For Dominique R. Jones, supporting kids in school is in her blood.
Jones has served as the executive director of Global Kids, an organization that works to ensure that all youth in New York City have the opportunities that provide them with a path forward to success. Before joining this team, she worked for the Administration for Children’s Services, starting as the Development Director doing fundraising for private sector foundation investment and later taking on the role of Assistant Commissioner for the Office of Youth Development at ACS.
“I definitely know that I had an affinity for the field as young as an elementary school child. I was always really interested in all of my friends and others having opportunities to create and to hang out and to learn more and I wanted to always encourage my friends to participate in things after school,” said Jones. “I just find it quite fitting that for over 50 I’ve continued to drive and worked to establish systems and opportunities for young people to grow and to thrive.”
For the past 35 years, Global Kids has focused on four key pillars of development in school-aged kids and teens: Social/Emotional Learning, Academic Achievement, College & Career Readiness and Global Education. By targeting these areas, Jones says that Global Kids has positioned itself to develop active global citizens who are prepared to engage and succeed through specialized workshops and opportunities for students to expand their education in a non-traditional setting.
“We’re embedded in about 24 New York City public schools where we serve as either a community school provider or an after-school provider; sometimes those kinds of labels kind of mesh together because we’re all a service of the interest of the students in those schools and we work in partnership with school leadership in the community to make sure our young people have what they need,” said Jones. “The community school model is one where I’d like to think of it as addressing the non-academic barriers to academic success, so everything that would prevent a young person from being successful in school, we’re working to address and eliminate that.”
“Then we’re also looking at, ‘How can we support the culture of the school? How can we bring more How can we bring in more resources that will help to serve all of the young people in a school as opposed to a select few?’” Jones added.
Alumni from the program have gone on to work locally and internationally as a result, and many of them in the public sector in some capacity.

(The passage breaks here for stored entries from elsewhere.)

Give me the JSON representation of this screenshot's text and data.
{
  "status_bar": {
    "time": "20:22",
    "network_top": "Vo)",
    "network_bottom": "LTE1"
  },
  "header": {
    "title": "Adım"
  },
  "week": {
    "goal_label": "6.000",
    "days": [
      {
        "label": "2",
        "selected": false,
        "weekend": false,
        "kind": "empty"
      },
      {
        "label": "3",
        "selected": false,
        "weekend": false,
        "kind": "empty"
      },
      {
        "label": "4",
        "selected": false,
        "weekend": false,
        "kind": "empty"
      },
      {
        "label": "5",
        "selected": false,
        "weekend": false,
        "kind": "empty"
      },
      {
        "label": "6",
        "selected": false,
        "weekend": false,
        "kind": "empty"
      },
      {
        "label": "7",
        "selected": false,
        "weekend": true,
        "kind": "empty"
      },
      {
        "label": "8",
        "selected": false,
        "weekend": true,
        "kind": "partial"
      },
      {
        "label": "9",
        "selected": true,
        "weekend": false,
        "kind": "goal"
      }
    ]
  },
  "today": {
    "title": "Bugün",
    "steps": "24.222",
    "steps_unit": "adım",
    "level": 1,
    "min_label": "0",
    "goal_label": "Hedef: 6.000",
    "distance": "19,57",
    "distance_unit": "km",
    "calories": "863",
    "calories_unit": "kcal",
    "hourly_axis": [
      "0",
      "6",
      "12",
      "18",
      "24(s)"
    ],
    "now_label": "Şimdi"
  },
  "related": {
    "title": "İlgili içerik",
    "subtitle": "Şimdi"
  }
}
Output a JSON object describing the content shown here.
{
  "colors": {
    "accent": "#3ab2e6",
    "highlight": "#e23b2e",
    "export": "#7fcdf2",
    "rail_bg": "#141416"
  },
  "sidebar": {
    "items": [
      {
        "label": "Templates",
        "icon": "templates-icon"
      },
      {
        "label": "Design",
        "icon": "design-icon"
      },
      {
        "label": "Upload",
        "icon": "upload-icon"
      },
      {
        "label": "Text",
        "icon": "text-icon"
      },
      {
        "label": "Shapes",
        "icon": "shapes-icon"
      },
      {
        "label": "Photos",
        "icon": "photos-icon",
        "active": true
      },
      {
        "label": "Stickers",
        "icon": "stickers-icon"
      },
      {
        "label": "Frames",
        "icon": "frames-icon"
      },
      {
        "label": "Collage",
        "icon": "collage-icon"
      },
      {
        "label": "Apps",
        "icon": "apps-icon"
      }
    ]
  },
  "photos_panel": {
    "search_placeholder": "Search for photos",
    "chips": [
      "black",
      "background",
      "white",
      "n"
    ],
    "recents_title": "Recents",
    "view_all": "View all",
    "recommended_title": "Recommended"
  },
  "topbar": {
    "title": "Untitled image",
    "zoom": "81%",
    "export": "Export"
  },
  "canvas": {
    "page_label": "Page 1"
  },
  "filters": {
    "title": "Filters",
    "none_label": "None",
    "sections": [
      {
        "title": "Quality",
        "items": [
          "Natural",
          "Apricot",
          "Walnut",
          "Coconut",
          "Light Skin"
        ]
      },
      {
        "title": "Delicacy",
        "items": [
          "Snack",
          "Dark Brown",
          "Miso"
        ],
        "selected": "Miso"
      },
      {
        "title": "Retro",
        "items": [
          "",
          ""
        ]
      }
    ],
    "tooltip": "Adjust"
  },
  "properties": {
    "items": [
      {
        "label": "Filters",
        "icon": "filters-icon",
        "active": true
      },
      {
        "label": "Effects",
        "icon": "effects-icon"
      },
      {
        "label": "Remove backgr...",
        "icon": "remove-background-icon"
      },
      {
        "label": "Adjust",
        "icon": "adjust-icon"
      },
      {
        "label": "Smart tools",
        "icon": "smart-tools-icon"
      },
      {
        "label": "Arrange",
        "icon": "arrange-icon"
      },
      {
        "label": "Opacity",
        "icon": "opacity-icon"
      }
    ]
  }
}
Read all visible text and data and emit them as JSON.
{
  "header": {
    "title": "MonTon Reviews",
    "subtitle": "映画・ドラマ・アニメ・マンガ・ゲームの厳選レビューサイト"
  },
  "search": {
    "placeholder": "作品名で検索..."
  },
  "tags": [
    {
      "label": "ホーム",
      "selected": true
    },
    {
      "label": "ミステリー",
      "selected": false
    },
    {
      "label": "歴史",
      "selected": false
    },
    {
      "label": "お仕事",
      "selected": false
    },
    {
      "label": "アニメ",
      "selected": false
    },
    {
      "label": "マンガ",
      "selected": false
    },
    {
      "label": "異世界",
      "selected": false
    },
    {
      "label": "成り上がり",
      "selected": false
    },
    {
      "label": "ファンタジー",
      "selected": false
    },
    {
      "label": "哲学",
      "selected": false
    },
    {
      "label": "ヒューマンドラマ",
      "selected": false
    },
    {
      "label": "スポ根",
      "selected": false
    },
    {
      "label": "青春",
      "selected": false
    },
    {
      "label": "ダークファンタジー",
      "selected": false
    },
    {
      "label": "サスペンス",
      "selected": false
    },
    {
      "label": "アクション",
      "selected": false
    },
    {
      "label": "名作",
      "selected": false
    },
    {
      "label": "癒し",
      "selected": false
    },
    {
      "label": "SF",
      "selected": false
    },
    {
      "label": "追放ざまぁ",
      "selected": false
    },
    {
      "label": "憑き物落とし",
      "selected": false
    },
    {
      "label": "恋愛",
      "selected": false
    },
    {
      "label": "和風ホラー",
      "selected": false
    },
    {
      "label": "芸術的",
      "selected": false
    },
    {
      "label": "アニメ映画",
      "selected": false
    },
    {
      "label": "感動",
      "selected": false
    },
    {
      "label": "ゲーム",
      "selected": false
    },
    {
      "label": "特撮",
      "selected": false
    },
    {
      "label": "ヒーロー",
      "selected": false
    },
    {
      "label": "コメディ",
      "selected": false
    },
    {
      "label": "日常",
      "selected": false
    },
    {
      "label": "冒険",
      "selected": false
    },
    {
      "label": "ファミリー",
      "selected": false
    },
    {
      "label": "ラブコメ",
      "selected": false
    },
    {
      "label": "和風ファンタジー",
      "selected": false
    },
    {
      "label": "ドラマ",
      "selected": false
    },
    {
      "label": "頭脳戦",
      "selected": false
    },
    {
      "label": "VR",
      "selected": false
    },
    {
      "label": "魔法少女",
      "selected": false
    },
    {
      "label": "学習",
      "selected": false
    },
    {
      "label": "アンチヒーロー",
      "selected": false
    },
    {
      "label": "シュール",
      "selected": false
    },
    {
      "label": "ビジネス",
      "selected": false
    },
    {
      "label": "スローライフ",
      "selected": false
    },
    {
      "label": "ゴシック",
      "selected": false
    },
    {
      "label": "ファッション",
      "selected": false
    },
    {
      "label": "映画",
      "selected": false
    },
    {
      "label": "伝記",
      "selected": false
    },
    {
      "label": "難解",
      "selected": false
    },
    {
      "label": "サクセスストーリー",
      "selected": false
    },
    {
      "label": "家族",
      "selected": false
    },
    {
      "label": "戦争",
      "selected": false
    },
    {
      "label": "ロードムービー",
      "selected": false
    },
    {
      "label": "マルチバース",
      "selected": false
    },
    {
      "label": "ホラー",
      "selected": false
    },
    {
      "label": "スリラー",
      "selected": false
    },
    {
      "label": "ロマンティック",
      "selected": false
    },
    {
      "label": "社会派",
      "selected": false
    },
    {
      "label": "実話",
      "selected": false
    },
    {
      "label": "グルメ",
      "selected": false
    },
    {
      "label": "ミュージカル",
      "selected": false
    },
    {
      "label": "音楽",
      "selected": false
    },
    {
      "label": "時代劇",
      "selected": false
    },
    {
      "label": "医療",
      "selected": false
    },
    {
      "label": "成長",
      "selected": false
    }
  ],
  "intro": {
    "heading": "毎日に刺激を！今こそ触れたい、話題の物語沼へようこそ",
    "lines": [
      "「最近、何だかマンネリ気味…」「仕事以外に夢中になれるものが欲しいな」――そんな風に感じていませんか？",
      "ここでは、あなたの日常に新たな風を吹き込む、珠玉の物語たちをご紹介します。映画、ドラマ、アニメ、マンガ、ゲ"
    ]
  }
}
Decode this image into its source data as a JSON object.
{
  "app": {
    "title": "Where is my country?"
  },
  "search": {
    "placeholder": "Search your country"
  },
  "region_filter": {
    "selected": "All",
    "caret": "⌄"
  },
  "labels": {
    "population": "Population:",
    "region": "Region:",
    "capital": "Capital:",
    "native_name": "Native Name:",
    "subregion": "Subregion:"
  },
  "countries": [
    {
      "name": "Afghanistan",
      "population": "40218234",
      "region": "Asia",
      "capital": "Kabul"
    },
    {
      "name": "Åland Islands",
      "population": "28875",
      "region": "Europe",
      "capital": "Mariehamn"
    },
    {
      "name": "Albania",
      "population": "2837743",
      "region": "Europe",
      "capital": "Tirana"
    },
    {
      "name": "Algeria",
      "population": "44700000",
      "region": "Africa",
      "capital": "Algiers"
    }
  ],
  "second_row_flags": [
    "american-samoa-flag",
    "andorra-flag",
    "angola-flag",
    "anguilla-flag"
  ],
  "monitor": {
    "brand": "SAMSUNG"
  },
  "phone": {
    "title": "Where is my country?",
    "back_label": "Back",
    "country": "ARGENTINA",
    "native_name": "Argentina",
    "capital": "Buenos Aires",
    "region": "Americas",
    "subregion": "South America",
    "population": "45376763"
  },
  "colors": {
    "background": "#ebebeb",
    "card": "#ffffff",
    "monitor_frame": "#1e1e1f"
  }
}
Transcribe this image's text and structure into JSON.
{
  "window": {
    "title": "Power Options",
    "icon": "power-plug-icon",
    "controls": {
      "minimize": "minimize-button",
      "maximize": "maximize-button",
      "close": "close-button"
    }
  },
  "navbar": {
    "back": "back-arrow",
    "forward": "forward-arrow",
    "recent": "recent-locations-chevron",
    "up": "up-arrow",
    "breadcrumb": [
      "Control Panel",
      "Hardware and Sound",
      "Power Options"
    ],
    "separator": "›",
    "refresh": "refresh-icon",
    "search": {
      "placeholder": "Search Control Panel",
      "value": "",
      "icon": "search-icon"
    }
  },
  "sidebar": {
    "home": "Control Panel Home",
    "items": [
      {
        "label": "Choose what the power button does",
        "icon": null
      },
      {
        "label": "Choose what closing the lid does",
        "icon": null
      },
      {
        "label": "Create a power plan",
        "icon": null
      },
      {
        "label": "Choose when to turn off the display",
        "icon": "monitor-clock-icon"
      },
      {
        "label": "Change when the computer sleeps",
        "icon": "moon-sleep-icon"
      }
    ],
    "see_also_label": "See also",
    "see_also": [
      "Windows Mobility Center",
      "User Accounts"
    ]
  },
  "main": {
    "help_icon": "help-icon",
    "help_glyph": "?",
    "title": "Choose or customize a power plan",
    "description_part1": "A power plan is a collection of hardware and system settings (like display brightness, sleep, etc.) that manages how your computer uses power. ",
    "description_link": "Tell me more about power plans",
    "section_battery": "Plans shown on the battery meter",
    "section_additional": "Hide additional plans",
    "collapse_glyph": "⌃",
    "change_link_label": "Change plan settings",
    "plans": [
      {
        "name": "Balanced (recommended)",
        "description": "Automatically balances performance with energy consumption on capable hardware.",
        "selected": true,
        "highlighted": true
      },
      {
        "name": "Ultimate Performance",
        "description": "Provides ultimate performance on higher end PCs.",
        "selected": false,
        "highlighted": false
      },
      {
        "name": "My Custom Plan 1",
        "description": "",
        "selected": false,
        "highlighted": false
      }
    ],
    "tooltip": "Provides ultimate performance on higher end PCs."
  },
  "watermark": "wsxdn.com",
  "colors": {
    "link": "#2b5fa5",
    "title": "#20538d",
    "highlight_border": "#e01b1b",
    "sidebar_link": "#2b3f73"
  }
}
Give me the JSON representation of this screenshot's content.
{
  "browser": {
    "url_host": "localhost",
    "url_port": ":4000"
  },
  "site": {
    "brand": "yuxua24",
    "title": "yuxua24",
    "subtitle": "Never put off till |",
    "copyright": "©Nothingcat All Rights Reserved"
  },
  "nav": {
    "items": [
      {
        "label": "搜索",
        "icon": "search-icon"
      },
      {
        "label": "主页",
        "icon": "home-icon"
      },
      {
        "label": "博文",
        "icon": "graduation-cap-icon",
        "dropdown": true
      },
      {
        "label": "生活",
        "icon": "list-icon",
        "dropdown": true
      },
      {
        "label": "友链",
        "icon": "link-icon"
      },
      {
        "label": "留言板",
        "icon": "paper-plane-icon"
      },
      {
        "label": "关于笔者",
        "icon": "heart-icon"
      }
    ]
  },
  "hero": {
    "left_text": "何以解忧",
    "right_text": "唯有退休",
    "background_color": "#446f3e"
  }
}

Jones says that the organization is about to launch programming that really leans into addressing education equity.
“As a community school provider, we really working to address education equity and to make sure that young people have what they need to be able to get to school, to be successful in school and to have a really bright post-secondary future,” said Jones. “Global Kids has a mission of helping young people advocate for themselves and their community. I go back to my early beginnings as a teenager wanting to know a lot about the world and wanting to be an advocate around social justice issues. Again, I find it quite fitting that I find myself in an organization that is actually doing that.”
For Jones, it’s incredibly rewarding to see how far kids in the Global Kids program go after their schooling.
“I think we started out with the understanding that these young people could achieve great heights, they could actually do this, but they just needed the opportunity. So from where I sit and from where our staff sits, we just feel like this was really them reaching their fullest potential,” said Jones. “I personally kind of get excited about it and I get it affirms on me and it affirms the decision that I made to really work in this area.”
For the future of Global Kids, Jones hopes that the organization can continue to be present for those who need it in the community while also broadening their reach.
“My wish for Global Kids is to continue to be present and to be engaged in this work in the communities that we’re in and to partner with organizations who are doing the same thing so we can achieve great scale,” said Jones. “We serve 10,000 kids, but that’s just scratching the surface of the number of kids in our school system, in our city. I wanna make sure and I want all the kids to be a leader in making sure that we’re able to serve all young people and get them engaged in positive things.”